"Debussy said, "We must de-Wagnerize!" and he was right. Despite that, with this one work he accomplished what Wagner set out to do with Tristan und Isolde - create sound, not music. This appears at first an unpleasant statement and the anti-Wagner crowd will doubtless adjust it to "Wagner created noise, not music." But here, of course, they are wrong.
Debussy, unlike Strauss and Puccini, here created sound as well as singing. Richard Strauss inherited Wagner's experimentalism and Puccini inherited Wagner's romanticism. Debussy does neither but instead creates a sound picture, an atmosphere in which his story lives, just as Wagner did for Tristan and would never do again until Parsifal.
As far as this recording goes: wow. The stereo sonics, the singing, Boulez's conducting. Definitely "music of the future.""
EXCEPTIONAL CLARITY
James Mcnair | CT USA | 11/29/2009
(5 out of 5 stars)
"
A treasurable experience is here to be experienced: to be brought so close to the interaction of the score and the voices.
The production is Intimate and done with ultimate clarity.
There is only a synopsis, no text, but every word is there to be heard, as well as every whisper in the orchestra."
A Sophisticated Reading
KC | London, England | 05/16/2010
(5 out of 5 stars)
"The power and beauty of this set, and what makes this such a joyous reading, is the luminosity of the orchestral playing. Boulez stated that "to reduce the score to an accompanied recitative is conspicuously to betray it." Boulez has produced an inspired performance from the musical forces he was working with. Under Boulez' inspired direction, the music glows and pulsates with everchanging colour and life. Indeed, the score is shown in its miriad colours and this is a performance both flexible and shapely.
This is a most distinguished reading of the score. The voices are all top notch too. Elisabeth Seiderstriim, beautifully is in control throughout. Donald McIntyre, as Pelleas, gives a wonderfully nuanced performance. However, in the final analysis it is Boulez who must receive the loudest applause.
This must be one of the best sets available. There are no weaknesses in the performance and the recorded sound is first class."

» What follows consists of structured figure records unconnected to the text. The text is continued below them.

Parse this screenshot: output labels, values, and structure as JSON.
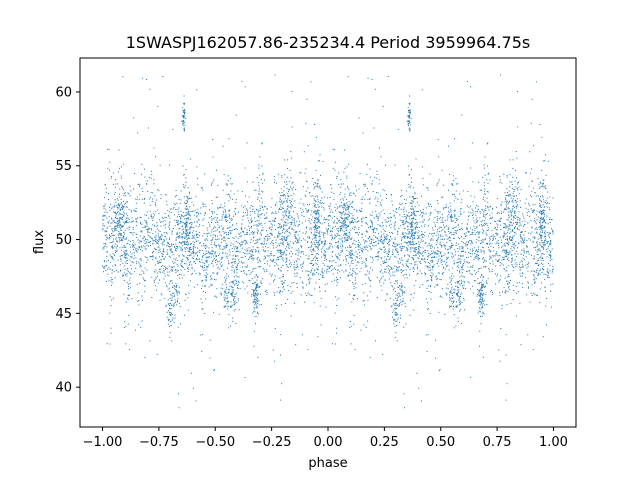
{
  "chart_data": {
    "type": "scatter",
    "title": "1SWASPJ162057.86-235234.4 Period 3959964.75s",
    "xlabel": "phase",
    "ylabel": "flux",
    "xlim": [
      -1.1,
      1.1
    ],
    "ylim": [
      37.3,
      62.3
    ],
    "x_ticks": [
      -1.0,
      -0.75,
      -0.5,
      -0.25,
      0.0,
      0.25,
      0.5,
      0.75,
      1.0
    ],
    "x_tick_labels": [
      "−1.00",
      "−0.75",
      "−0.50",
      "−0.25",
      "0.00",
      "0.25",
      "0.50",
      "0.75",
      "1.00"
    ],
    "y_ticks": [
      40,
      45,
      50,
      55,
      60
    ],
    "y_tick_labels": [
      "40",
      "45",
      "50",
      "55",
      "60"
    ],
    "grid": false,
    "legend": "none",
    "marker_color": "#1f77b4",
    "series": [
      {
        "phase_range": [
          -1.0,
          1.0
        ],
        "symmetric_about_zero": true,
        "baseline_flux": 49.8,
        "core_spread": 2.2,
        "flux_range_observed": [
          38.5,
          61.2
        ],
        "high_flux_clumps": [
          {
            "x": -0.64,
            "y": 58.3
          },
          {
            "x": 0.36,
            "y": 58.3
          }
        ],
        "low_flux_dips": [
          {
            "x": -0.7,
            "y": 45.2
          },
          {
            "x": -0.32,
            "y": 46.0
          },
          {
            "x": -0.45,
            "y": 46.2
          },
          {
            "x": 0.33,
            "y": 45.9
          },
          {
            "x": 0.58,
            "y": 46.0
          },
          {
            "x": 0.68,
            "y": 46.0
          }
        ],
        "bright_bands": [
          {
            "x": -0.93,
            "y_top": 53.5
          },
          {
            "x": -0.62,
            "y_top": 52.5
          },
          {
            "x": -0.18,
            "y_top": 53.8
          },
          {
            "x": -0.05,
            "y_top": 53.5
          },
          {
            "x": 0.1,
            "y_top": 53.0
          },
          {
            "x": 0.37,
            "y_top": 52.5
          },
          {
            "x": 0.8,
            "y_top": 53.8
          },
          {
            "x": 0.95,
            "y_top": 53.5
          }
        ]
      }
    ]
  }
}
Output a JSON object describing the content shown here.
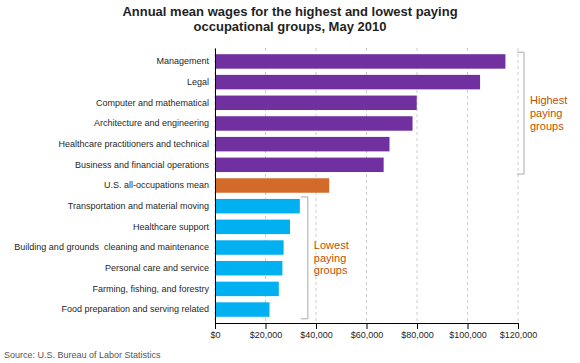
{
  "chart_data": {
    "type": "bar",
    "orientation": "horizontal",
    "title": "Annual mean wages for the highest and lowest paying\noccupational groups, May 2010",
    "categories": [
      "Management",
      "Legal",
      "Computer and mathematical",
      "Architecture and engineering",
      "Healthcare practitioners and technical",
      "Business and financial operations",
      "U.S. all-occupations mean",
      "Transportation and material moving",
      "Healthcare support",
      "Building and grounds  cleaning and maintenance",
      "Personal care and service",
      "Farming, fishing, and forestry",
      "Food preparation and serving related"
    ],
    "values": [
      115020,
      104980,
      79900,
      78230,
      69110,
      66790,
      45230,
      33600,
      29700,
      27170,
      26690,
      25270,
      21580
    ],
    "colors": [
      "#7030A0",
      "#7030A0",
      "#7030A0",
      "#7030A0",
      "#7030A0",
      "#7030A0",
      "#D46A2A",
      "#00B0F0",
      "#00B0F0",
      "#00B0F0",
      "#00B0F0",
      "#00B0F0",
      "#00B0F0"
    ],
    "xlim": [
      0,
      120000
    ],
    "xticks": [
      {
        "value": 0,
        "label": "$0"
      },
      {
        "value": 20000,
        "label": "$20,000"
      },
      {
        "value": 40000,
        "label": "$40,000"
      },
      {
        "value": 60000,
        "label": "$60,000"
      },
      {
        "value": 80000,
        "label": "$80,000"
      },
      {
        "value": 100000,
        "label": "$100,000"
      },
      {
        "value": 120000,
        "label": "$120,000"
      }
    ],
    "grid": true,
    "annotations": [
      {
        "text": "Highest\npaying\ngroups",
        "color": "#C05000"
      },
      {
        "text": "Lowest\npaying\ngroups",
        "color": "#C05000"
      }
    ],
    "source": "Source: U.S. Bureau of Labor Statistics"
  }
}
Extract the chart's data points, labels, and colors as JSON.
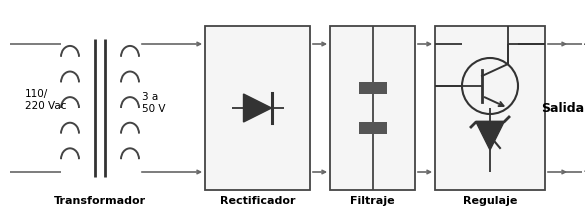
{
  "bg_color": "#ffffff",
  "line_color": "#666666",
  "box_edge": "#444444",
  "text_color": "#000000",
  "labels": {
    "transformador": "Transformador",
    "rectificador": "Rectificador",
    "filtraje": "Filtraje",
    "regulaje": "Regulaje",
    "salida": "Salida",
    "v_input": "110/\n220 Vac",
    "v_output": "3 a\n50 V",
    "plus": "+",
    "minus": "-"
  },
  "figsize": [
    5.85,
    2.14
  ],
  "dpi": 100
}
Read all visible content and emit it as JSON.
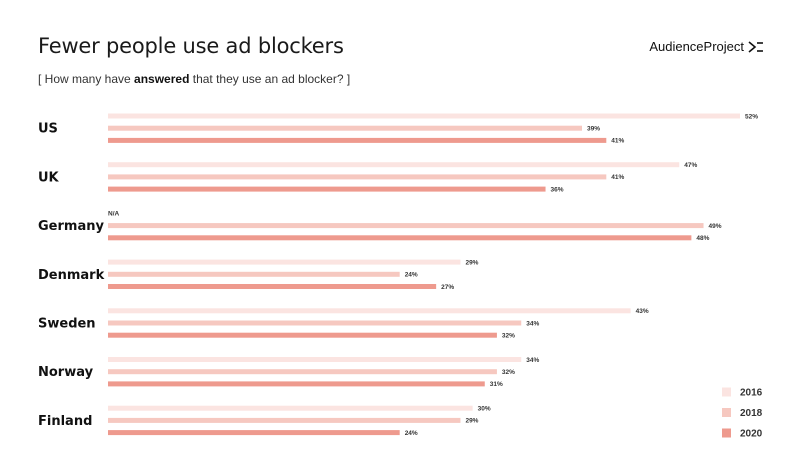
{
  "header": {
    "title": "Fewer people use ad blockers",
    "subtitle_prefix": "[ How many have ",
    "subtitle_bold": "answered",
    "subtitle_suffix": " that they use an ad blocker? ]",
    "logo_text": "AudienceProject"
  },
  "colors": {
    "2016": "#fbe4e1",
    "2018": "#f6c8c0",
    "2020": "#ee9a8e"
  },
  "chart_data": {
    "type": "bar",
    "orientation": "horizontal",
    "title": "Fewer people use ad blockers",
    "subtitle": "[ How many have answered that they use an ad blocker? ]",
    "categories": [
      "US",
      "UK",
      "Germany",
      "Denmark",
      "Sweden",
      "Norway",
      "Finland"
    ],
    "series": [
      {
        "name": "2016",
        "values": [
          52,
          47,
          null,
          29,
          43,
          34,
          30
        ],
        "labels": [
          "52%",
          "47%",
          "N/A",
          "29%",
          "43%",
          "34%",
          "30%"
        ]
      },
      {
        "name": "2018",
        "values": [
          39,
          41,
          49,
          24,
          34,
          32,
          29
        ],
        "labels": [
          "39%",
          "41%",
          "49%",
          "24%",
          "34%",
          "32%",
          "29%"
        ]
      },
      {
        "name": "2020",
        "values": [
          41,
          36,
          48,
          27,
          32,
          31,
          24
        ],
        "labels": [
          "41%",
          "36%",
          "48%",
          "27%",
          "32%",
          "31%",
          "24%"
        ]
      }
    ],
    "unit": "%",
    "xlim": [
      0,
      52
    ],
    "legend_position": "bottom-right",
    "grid": false
  }
}
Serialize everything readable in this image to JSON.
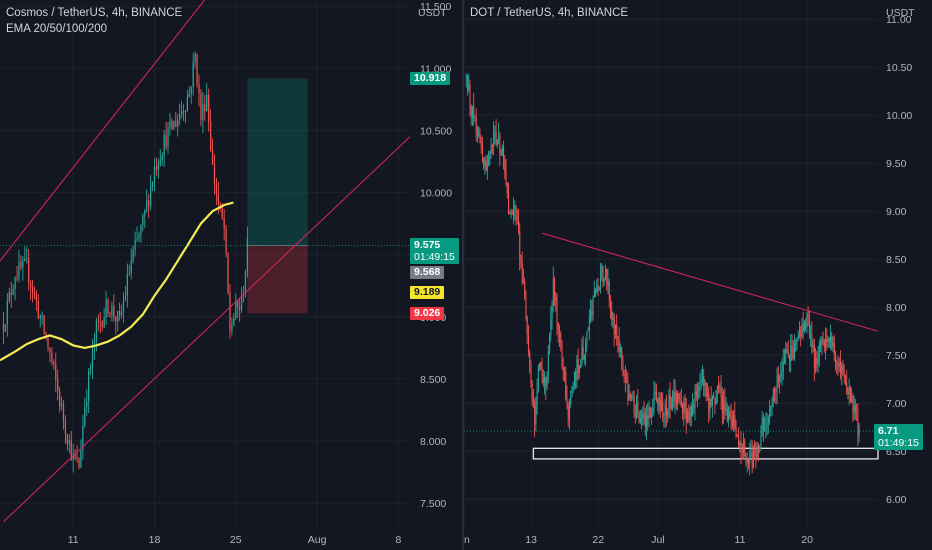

Long out of print in N. America
Christian Matjias | Ann Arbor, MI | 05/30/2010
(5 out of 5 stars)
"Boulez' DVD recording of Pelleas with the Welsh National is one of the most heavenly moments on video. His Nixon-era audio recording was available in N. America ever-so-briefly, with less than ideal sonics. Though it remained available in Europe, it was costly as an import. So finally re-issued on Sony's budget opera line, it is great to have this again, though sonically, it's still lacking when compared to the original vinyl release (with it's elegant and thorough box set booklet). But I am glad to have this available once again. It was one of my first Pelleas recordings, and though I now go between von Karajan, Ansermet, and Dutoit, and Desormiere recordings, this early introduction to my favorite opera remains close to me. Many of these singers are no longer with us, though Boulez is as active an octogenarian genius as it gets, and George Shirley, whose exquisitely rich interpretation of Pelleas still shakes me, remains one of the great voice teachers in America. Take this moment of history and revel in an lost ear of not-so-long ago."